Little Blue Heron
Egretta caerulea - Linnaeus
Ardeidae (Egret) Family


Photo courtesy Mike Carter, Pensacola, Florida
 

A small, dark heron arrayed in moody blues and purples, the Little Blue Heron is a common but inconspicuous resident of marshes and estuaries in the Southeast. They stalk shallow waters for small fish and amphibians, adopting a quiet, methodical approach that can make these gorgeous herons surprisingly easy to overlook at first glance. Little Blue Herons build stick nests in trees alongside other colonial waterbirds. In the U.S., their populations have been in a gradual decline since the mid-twentieth century.

The Little Blue is of slight body, slender neck, and fairly long legs. It has rounded wings, and a long, straight, spearlike bill that is thick at the base.

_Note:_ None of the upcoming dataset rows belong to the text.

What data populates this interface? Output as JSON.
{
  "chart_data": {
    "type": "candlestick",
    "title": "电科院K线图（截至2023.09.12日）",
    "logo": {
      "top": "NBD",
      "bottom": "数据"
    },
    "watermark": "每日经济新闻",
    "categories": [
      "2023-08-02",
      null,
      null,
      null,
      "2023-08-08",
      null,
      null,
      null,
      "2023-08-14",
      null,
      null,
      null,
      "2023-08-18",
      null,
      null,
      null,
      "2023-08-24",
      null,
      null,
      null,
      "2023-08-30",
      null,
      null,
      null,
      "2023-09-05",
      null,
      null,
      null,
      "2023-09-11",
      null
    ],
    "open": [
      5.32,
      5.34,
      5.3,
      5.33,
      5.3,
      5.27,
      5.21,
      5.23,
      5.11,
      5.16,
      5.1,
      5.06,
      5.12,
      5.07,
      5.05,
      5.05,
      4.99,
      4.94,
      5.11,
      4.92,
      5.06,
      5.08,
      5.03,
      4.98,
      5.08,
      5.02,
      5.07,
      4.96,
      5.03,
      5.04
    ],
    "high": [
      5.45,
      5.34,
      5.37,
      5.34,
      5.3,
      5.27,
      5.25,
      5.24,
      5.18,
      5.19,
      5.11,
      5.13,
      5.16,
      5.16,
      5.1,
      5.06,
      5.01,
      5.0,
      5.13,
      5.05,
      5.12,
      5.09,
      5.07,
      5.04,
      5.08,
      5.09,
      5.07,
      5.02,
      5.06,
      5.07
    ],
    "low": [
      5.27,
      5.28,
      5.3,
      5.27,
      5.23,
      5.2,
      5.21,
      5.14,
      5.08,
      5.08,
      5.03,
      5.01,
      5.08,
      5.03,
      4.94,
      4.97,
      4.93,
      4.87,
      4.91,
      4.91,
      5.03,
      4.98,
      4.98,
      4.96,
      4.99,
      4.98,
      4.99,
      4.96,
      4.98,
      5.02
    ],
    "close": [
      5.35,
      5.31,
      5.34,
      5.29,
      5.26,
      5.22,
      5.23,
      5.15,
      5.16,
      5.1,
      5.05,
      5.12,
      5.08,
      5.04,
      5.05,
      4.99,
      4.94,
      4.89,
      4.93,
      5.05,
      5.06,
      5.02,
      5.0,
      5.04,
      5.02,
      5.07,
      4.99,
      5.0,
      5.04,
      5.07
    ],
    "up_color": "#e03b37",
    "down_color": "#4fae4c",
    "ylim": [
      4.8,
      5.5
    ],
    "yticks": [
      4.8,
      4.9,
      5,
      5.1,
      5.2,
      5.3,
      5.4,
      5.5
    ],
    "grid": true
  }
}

The adults are very dark all over. At close range or in good light, they have a rich purple-maroon head and neck and dark slaty-blue body. They have yellow eyes, greenish legs, and a bill that is pale blue at the base, black at the tip. Juveniles are entirely white, except for vague dusky tips to the outer primaries. Immatures molting into adult plumage are a patchwork of white and blue

The Little Blue is a stand-and-wait predator, rather than a frenetic, dashing-about predator. They watch the water for fish and other small morsels, changing locations by walking slowly or by flying to a completely different site. They nest in trees, usually among other nesting herons and wading birds.

Look for the Little Blue on quiet waters ranging from tidal flats and estuaries to streams, swamps, and flooded fields. They are usually found in only small numbers at any one water body, often tucked into hidden corners.